Saya tidak akan membahas terlalu dalam tentang hal itu, saya akan kembali ke permasalahan utama: Kehancuran Lingkungan.
Anyway, masalah ini sesungguhnya adalah suatu hal yang kompleks dan multidinensional. Tapi saya mohon izin untuk membahasnya dari satu sisi yaitu egoisme yang merupakan akar masalah yang saya jelaskan pada postingan sebelumnya.
Seandainya ada kesadaran dari dalam diri bahwa kita ini adalah seaama makhluk Tuhan yang setara di hadapan-Nya, tentulah ga bakal ada yang egois. Karena keegoisan itu muncul karena perasaan “merasa lebih” dari orang lain. Lebih berhak lah, lebih tinggi lah, lebih cocok lah, dll. Coba kalo kita merendahkan hati kita, memandang bahwa kita semua ini sama sebagai sesama makhluk Tuhan yang saling membutuhkan dan harus saling bahu-membahu satu sama lain, lalu menerapkan prinsip dalam hidup untuk terus saling berbagi, tentu deh ga bakal ada tekanan yang merupakan efek dari keegoisan kayak yang saya bahas di postingan saya yang sebelumnya.
Saat kepedulian antar sesama terbentuk, lambat laun kepedulian pada makhluk lain pun akan tumbuh, pasti. Kepedulian terhadap lingkungan akan muncul.
Harmoni pun tercipta, dunia seimbang, lingkungan hidup terjaga.

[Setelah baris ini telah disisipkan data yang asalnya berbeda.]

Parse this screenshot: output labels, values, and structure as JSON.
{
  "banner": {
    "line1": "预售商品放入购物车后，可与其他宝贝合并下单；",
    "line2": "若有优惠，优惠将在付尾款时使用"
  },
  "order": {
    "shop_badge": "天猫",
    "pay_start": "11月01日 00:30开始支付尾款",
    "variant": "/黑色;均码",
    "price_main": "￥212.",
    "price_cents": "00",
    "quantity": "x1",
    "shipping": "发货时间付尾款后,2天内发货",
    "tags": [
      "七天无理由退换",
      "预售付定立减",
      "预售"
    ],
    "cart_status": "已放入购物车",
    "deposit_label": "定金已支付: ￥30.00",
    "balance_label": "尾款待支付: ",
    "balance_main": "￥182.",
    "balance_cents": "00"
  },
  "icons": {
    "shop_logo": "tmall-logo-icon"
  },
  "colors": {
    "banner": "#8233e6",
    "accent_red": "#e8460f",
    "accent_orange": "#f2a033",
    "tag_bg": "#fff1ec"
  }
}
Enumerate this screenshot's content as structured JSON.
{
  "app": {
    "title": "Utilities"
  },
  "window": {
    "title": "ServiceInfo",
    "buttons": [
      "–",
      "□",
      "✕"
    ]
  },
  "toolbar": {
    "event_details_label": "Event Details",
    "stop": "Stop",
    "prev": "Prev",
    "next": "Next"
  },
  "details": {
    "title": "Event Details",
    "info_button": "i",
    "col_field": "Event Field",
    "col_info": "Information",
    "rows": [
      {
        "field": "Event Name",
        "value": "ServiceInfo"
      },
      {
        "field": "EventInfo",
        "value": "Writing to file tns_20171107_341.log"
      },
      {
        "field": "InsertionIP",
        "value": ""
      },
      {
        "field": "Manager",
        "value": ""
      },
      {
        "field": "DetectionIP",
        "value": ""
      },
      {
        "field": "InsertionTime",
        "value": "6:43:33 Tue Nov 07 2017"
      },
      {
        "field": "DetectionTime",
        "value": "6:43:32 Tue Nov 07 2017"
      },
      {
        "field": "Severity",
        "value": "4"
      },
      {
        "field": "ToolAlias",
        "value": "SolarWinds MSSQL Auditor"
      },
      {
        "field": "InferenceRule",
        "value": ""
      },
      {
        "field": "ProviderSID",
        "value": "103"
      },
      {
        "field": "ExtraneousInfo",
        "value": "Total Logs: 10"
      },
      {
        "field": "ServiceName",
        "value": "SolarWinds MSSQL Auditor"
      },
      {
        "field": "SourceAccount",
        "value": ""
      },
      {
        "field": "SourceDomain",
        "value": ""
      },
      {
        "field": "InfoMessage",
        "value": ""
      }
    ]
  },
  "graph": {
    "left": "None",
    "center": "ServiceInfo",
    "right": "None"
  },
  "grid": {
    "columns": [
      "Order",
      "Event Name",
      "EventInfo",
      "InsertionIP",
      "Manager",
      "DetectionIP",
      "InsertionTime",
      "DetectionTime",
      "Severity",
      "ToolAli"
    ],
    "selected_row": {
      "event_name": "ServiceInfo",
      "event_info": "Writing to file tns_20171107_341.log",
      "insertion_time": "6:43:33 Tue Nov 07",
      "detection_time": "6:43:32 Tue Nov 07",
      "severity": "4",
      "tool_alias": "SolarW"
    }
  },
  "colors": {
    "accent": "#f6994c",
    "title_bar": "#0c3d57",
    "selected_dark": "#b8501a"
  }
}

Hmm. Mungkin tulisan ini bisa jadi nampak menggelikan dan nampak naif di mata orang lain. Tapi biarlah. Ini pandangan saya yang didasari oleh impian saya.
Biarlah, biarkan saya bermimpi tentang impian saya.

Buah Pikiran di Tengah Break Siang

Dalam posisi duduk diam di tempat makan saya menulis postingan ini.
Sambil diam, saya mengamati lingkungan sekitar. Lingkunganku, Bandungku.
Satu hal yang terlintas dalam pikiran, ‘Kok berantakan ya?’
Ya, itu lah kondisi sekarang. Serba tidak karuan. Buang sampah sembarangan, berkendara layaknya pembalap ga tengok kiri kanan, asal selamat dan diri ini senang. Peraturan cuma sekedar tulisan, engga lagi diindahkan. Hmm, dibuat indah sih falam bentuk tulisan, tapi ga ada yang memperhatikan.
Lalu saya bergumam, ‘kok bisa ya kayak gini?’, Mencoba berpikir sejenak dan merenung. Lalu muncul sebuah jawaban, egoisme. Hmm, mungkin Anda akan berpikir, ya iyalah egoisme udah jelas. Sikap ngebahayain orang lain juga udah suatu wujud egoisme. Nah, egoisme yang saya maksud di sini adalah egoisme yang berakar jauh di awal.
Singkatnya,
Sang pemimpin menginginkan kesenangan untuk dirinya dan mengharapkan keuntungan sebesar-besarnya dengan cost seminimal mungkin. Dari situ muncul yang namanya tuntutan yang dibarengi “hukuman” seandainya gagal terlaksan terhadap bawahan. Dari tuntutan muncul tekanan. Dari tekanan itu, hati mulai terkikus. Tenggang rasa berkurang. Manusia menjadi egosentris. Hanya berpikir tentang, “Bagaimana cara aku menyelesaikan tuntutan ini.”.
Nah, itu lah yang berujung pada egoisme yang kedua. Yang menghasilkan kondisi sekarang ini.
Gimana mungkin bisa peduli sama lingkungan? Peduli sama sesama manusia aja sekarang udah susah.